Samedi, un habitant de l'Hérault a menacé de mettre fin à ses jours si les autorités lui retiraient son lion, détenu illégalement par ce maçon de 36 ans selon la préfecture.

Cela faisait sept mois que cet habitant de la commune de Poussan, dans l'Hérault, détenait ce lion, actuellement âgé de 14 mois selon son propriétaire. Une possession ayant toutefois été jugée illégale aux yeux de la préfecture, laquelle a ainsi chargé des gendarmes de la brigade de Mèze d'aller retirer le lion à ce maçon de 36 ans.

Les forces de l'ordre, qui se sont rendues samedi au domicile du trentenaire, étaient armées et munies de gilets pare-balles pour parer à toute éventuelle attaque de l'animal, voire de son maître. Répondant au nom de Ciam, ce lion mâle était enfermé dans une cage provisoire, et son propriétaire de n'être pas apparu décidé à le laisser partir.

Retrait d'un lion à un maçon de l'Hérault : quatre heures pour convaincre

Nos confrères du Midi Libre rapportent en effet que l'homme a menacé de se suicider si jamais on lui retirait son lion. Le commandant de compagnie a tenté quatre heures durant (de 14h00 à 18h00) de le faire abonder dans son sens, sans succès. L'épouse du maçon, leurs très jeunes enfants et plusieurs voisins ont assisté à la scène.

Un sursis accordé au propriétaire

Il sera finalement décidé, peu après 18h00, d'un départ des autorités sans le lion, et ce dans la crainte que son maître ne mette sa menace à exécution.
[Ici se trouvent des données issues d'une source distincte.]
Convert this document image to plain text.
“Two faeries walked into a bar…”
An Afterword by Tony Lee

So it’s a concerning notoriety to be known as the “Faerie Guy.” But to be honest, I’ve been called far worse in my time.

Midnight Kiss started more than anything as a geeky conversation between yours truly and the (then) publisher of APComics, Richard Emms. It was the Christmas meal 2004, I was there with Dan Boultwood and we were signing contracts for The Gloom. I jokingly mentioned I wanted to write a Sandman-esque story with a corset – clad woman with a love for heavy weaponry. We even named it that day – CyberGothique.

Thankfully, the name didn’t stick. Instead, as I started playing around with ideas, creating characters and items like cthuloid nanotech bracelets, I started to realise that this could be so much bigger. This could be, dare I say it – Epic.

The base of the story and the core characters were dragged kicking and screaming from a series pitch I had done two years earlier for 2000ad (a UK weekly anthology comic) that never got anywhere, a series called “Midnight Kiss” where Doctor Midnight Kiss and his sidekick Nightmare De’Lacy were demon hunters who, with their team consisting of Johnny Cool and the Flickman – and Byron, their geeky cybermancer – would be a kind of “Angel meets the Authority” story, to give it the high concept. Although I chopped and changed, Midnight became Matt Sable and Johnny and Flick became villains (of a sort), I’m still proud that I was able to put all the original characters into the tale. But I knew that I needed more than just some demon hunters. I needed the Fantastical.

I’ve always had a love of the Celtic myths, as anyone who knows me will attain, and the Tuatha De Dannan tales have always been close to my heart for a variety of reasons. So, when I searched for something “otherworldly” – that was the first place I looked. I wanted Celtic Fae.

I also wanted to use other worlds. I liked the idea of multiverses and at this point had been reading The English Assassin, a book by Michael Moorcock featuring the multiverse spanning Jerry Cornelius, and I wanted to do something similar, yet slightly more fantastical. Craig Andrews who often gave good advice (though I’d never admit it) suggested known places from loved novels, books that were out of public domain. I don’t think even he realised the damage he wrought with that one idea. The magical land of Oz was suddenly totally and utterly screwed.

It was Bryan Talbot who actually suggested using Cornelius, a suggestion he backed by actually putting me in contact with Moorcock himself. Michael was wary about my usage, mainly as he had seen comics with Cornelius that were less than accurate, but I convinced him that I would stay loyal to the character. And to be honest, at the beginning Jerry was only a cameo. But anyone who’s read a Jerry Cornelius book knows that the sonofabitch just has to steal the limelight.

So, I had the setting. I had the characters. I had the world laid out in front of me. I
L'animal ne devrait ainsi pas bouger de sa cage avant au moins lundi, où l'on suppose que la préfecture de l'Hérault prendra une nouvelle décision à ce sujet. Le propriétaire de Ciam assure pourtant que ce dernier est bien traité : "Actuellement, ma femme est en train de passer une capacité pour détenir Ciam. On paie 2.800 euros de cours pour ça. Ma femme, c’est sa passion, elle aime les fauves. En France, on ne peut pas s’exprimer. On ne nous laisse pas le temps de faire les choses. Je ne veux pas qu’on m’enlève Ciam. J’y tiens. Quand j’ai récupéré Ciam, il était maigre, on voyait les côtes. Aujourd’hui, il va bien. […] Il mange, il est heureux." Quant à la mise en place d'une cage répondant aux normes établies, l'homme affirme qu'il l'envisage mais qu'on ne lui "laisse pas le temps".